Download or read book Graphcore written by StoryBuddiesPlay and published by StoryBuddiesPlay. This book was released on with total page 81 pages. Available in PDF, EPUB and Kindle. Book excerpt: Unlock the power of next-generation weather forecasting with Graphcore's cutting-edge technology. Our AI-powered solutions leverage the latest advancements in machine learning and the revolutionary Intelligence Processing Unit (IPU) to deliver unprecedented accuracy, speed, and granularity in weather predictions. Move beyond traditional forecasting methods limited by point-to-point analysis. Graphcore's technology empowers meteorologists to identify hidden relationships within weather data, leading to a more comprehensive understanding of atmospheric behavior. This holistic approach enables the creation of highly accurate forecasts, from days to weeks in advance, allowing businesses and individuals to make informed decisions and proactively prepare for weather events.

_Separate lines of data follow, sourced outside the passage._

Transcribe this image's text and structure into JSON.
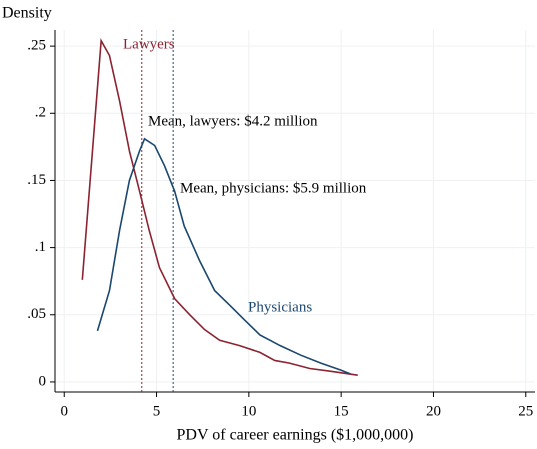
{
  "chart_data": {
    "type": "line",
    "y_label": "Density",
    "x_label": "PDV of career earnings ($1,000,000)",
    "xlim": [
      -0.5,
      25.5
    ],
    "ylim": [
      -0.0075,
      0.262
    ],
    "xticks": [
      0,
      5,
      10,
      15,
      20,
      25
    ],
    "yticks": [
      0,
      {
        "value": 0.05,
        "label": ".05"
      },
      {
        "value": 0.1,
        "label": ".1"
      },
      {
        "value": 0.15,
        "label": ".15"
      },
      {
        "value": 0.2,
        "label": ".2"
      },
      {
        "value": 0.25,
        "label": ".25"
      }
    ],
    "grid": true,
    "series": [
      {
        "name": "Lawyers",
        "color": "#8b2331",
        "x": [
          0.98,
          2.0,
          2.45,
          3.0,
          3.53,
          4.08,
          4.6,
          5.16,
          5.98,
          6.8,
          7.6,
          8.42,
          9.5,
          10.6,
          11.4,
          12.2,
          13.3,
          14.4,
          15.9
        ],
        "values": [
          0.076,
          0.254,
          0.243,
          0.209,
          0.172,
          0.142,
          0.113,
          0.085,
          0.062,
          0.05,
          0.039,
          0.031,
          0.027,
          0.022,
          0.016,
          0.014,
          0.01,
          0.008,
          0.005
        ]
      },
      {
        "name": "Physicians",
        "color": "#1a476f",
        "x": [
          1.8,
          2.45,
          3.0,
          3.53,
          4.08,
          4.35,
          4.9,
          5.43,
          5.98,
          6.5,
          7.34,
          8.15,
          8.97,
          9.78,
          10.6,
          11.7,
          12.8,
          13.9,
          14.95,
          15.5
        ],
        "values": [
          0.038,
          0.068,
          0.113,
          0.15,
          0.172,
          0.181,
          0.176,
          0.161,
          0.142,
          0.116,
          0.09,
          0.068,
          0.057,
          0.046,
          0.035,
          0.027,
          0.02,
          0.014,
          0.009,
          0.006
        ]
      }
    ],
    "reference_lines": [
      {
        "value": 4.2,
        "color": "#8b2331",
        "label": "Mean, lawyers: $4.2 million"
      },
      {
        "value": 5.9,
        "color": "#1a476f",
        "label": "Mean, physicians: $5.9 million"
      }
    ]
  }
}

Book Artificial Intelligence in Forecasting

Download or read book Artificial Intelligence in Forecasting written by Sachi Nandan Mohanty and published by . This book was released on 2024 with total page 0 pages. Available in PDF, EPUB and Kindle. Book excerpt: "Importance of forecasting is to deal with the uncertainty of the future. An accurate Forecasting should be timely available, accurate, reliable and compatible with existing database. Accurate projection of the future is highly demanding for supply chain management, inventory control, economic condition, technology, growth trend, social change, political change, business, weather forecasting, stock price prediction, earth quake prediction and many more. In this direction AI powered tools and techniques of forecasting plays a major role to improve the projection accuracy. AI powered forecasting software uses machine learning techniques to improve accuracy. The software can analyse the past data and can make better prediction about the future trends with higher accuracy and confidence that favours for making proper future planning and decision. Moreover, AI forecasting tools are better in a sense that it can gradually improve its accuracy. In other words, accurate forecasting requires more than just the fitting of models to historical data. Inside, readers will find the latest techniques used by managers in business today, discover the importance of forecasting and learn how it's accomplished. And readers will develop the necessary skills to meet the increased demand for thoughtful and realistic forecasts"--

Book Long range Forecasting   from Crystal Ball to Computer

Download or read book Long range Forecasting from Crystal Ball to Computer written by Georgii Ivanovich Petrashen and published by . This book was released on 1978 with total page pages. Available in PDF, EPUB and Kindle. Book excerpt:

Book Completing the Market  Generating Shadow CDS Spreads by Machine Learning

Download or read book Completing the Market Generating Shadow CDS Spreads by Machine Learning written by Nan Hu and published by International Monetary Fund. This book was released on 2019-12-27 with total page 37 pages. Available in PDF, EPUB and Kindle. Book excerpt: We compared the predictive performance of a series of machine learning and traditional methods for monthly CDS spreads, using firms’ accounting-based, market-based and macroeconomics variables for a time period of 2006 to 2016. We find that ensemble machine learning methods (Bagging, Gradient Boosting and Random Forest) strongly outperform other estimators, and Bagging particularly stands out in terms of accuracy. Traditional credit risk models using OLS techniques have the lowest out-of-sample prediction accuracy. The results suggest that the non-linear machine learning methods, especially the ensemble methods, add considerable value to existent credit risk prediction accuracy and enable CDS shadow pricing for companies missing those securities.